Nudge am 06.05.2009

WLAN im Getränke-Lager

in Netzwerk | Tags: Access Point, Frequenz, Getränke, Lager, WLAN

Ich habe mich schon gewundert, warum ein WLAN so gut, und das andere im Lager so schlecht funktioniert.

Nun habe ich endlich Zeit gefunden, etwas darüber zu recherchieren. Und siehe da, es ist mal wieder ganz einfach. Allerdings handelt es sich um eine Kombination aus zwei Gründen. Und das lässt mich vermuten, das es nicht einfach wird, eine befriedigende Lösung für das WLAN im Getränke-Lager zu finden. Doch alles der Reihe nach.

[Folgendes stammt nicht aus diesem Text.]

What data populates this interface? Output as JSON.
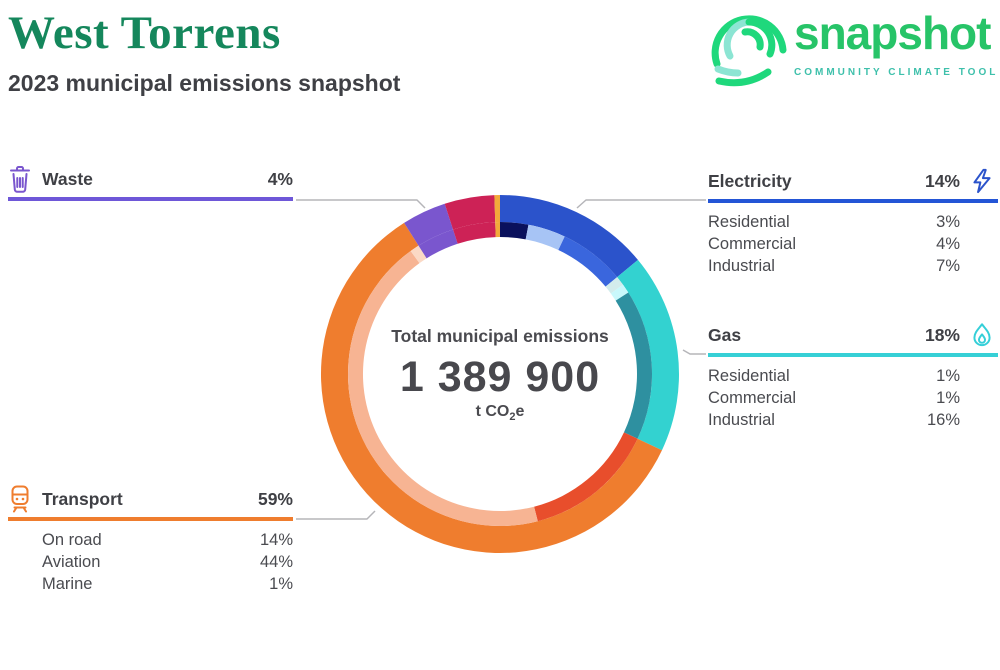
{
  "header": {
    "title": "West Torrens",
    "subtitle": "2023 municipal emissions snapshot",
    "title_color": "#15875c"
  },
  "logo": {
    "wordmark": "snapshot",
    "tagline": "COMMUNITY CLIMATE TOOL",
    "green": "#27c468",
    "teal": "#3ec0ab"
  },
  "center": {
    "label": "Total municipal emissions",
    "value": "1 389 900",
    "unit_pre": "t CO",
    "unit_sub": "2",
    "unit_post": "e"
  },
  "chart_data": {
    "type": "donut",
    "title": "Total municipal emissions",
    "total": "1 389 900",
    "unit": "t CO2e",
    "start_angle_deg": 0,
    "direction": "clockwise",
    "rings": [
      "outer: category totals",
      "inner: sub-sector breakdown"
    ],
    "categories": [
      {
        "name": "Electricity",
        "pct": 14,
        "pct_label": "14%",
        "color": "#2b53cb",
        "underline": "#2355d6",
        "subs": [
          {
            "name": "Residential",
            "pct": 3,
            "pct_label": "3%",
            "color": "#0a115c"
          },
          {
            "name": "Commercial",
            "pct": 4,
            "pct_label": "4%",
            "color": "#a7c4f5"
          },
          {
            "name": "Industrial",
            "pct": 7,
            "pct_label": "7%",
            "color": "#3a66dd"
          }
        ]
      },
      {
        "name": "Gas",
        "pct": 18,
        "pct_label": "18%",
        "color": "#33d2d0",
        "underline": "#36d0d6",
        "subs": [
          {
            "name": "Residential",
            "pct": 1,
            "pct_label": "1%",
            "color": "#d3ecec"
          },
          {
            "name": "Commercial",
            "pct": 1,
            "pct_label": "1%",
            "color": "#c9f8fb"
          },
          {
            "name": "Industrial",
            "pct": 16,
            "pct_label": "16%",
            "color": "#2e90a0"
          }
        ]
      },
      {
        "name": "Transport",
        "pct": 59,
        "pct_label": "59%",
        "color": "#ef7d2e",
        "underline": "#ef7d2e",
        "subs": [
          {
            "name": "On road",
            "pct": 14,
            "pct_label": "14%",
            "color": "#e84e2c"
          },
          {
            "name": "Aviation",
            "pct": 44,
            "pct_label": "44%",
            "color": "#f7b493"
          },
          {
            "name": "Marine",
            "pct": 1,
            "pct_label": "1%",
            "color": "#fbd9c5"
          }
        ]
      },
      {
        "name": "Waste",
        "pct": 4,
        "pct_label": "4%",
        "color": "#7a56ce",
        "underline": "#6e57d8",
        "subs": []
      },
      {
        "name": "",
        "pct": 4.5,
        "pct_label": "",
        "color": "#cd2256",
        "subs": []
      },
      {
        "name": "",
        "pct": 0.5,
        "pct_label": "",
        "color": "#f2a93b",
        "subs": []
      }
    ]
  }
}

Zum einen liegen die WLAN-Frequenzen (im Band von 2,411 – 2,485 GHz) nahe dran an der Eigenresonanzfrequenz von Wasser, welche 2,45 GHz beträgt. Das ist auch die Frequenz, die von Mikrowellen benutzt wird. Treffen diese Schwingungen mit einer Wellenlänge von circa 13cm auf Wassermoleküle, so beginnen sich diese zu bewegen und erwärmen sich. Der erwünschte Effekt tritt bei der Mikrowelle recht schnell ein: das Teewasser kocht. Anders beim WLAN: Die absorbierte Energie schwächt das Netz, und wenn genügend absorbierendes Material zwischen Sender und Empfänger vorhanden ist, bricht die Verbindung ab. Wenn also hohe und dicke Paletten von Getränken die Sicht versperren, so hat auch WLAN keine Chance, die Flüssigkeiten zu durchdringen und eine stabile Übertragung zu gewährleisten.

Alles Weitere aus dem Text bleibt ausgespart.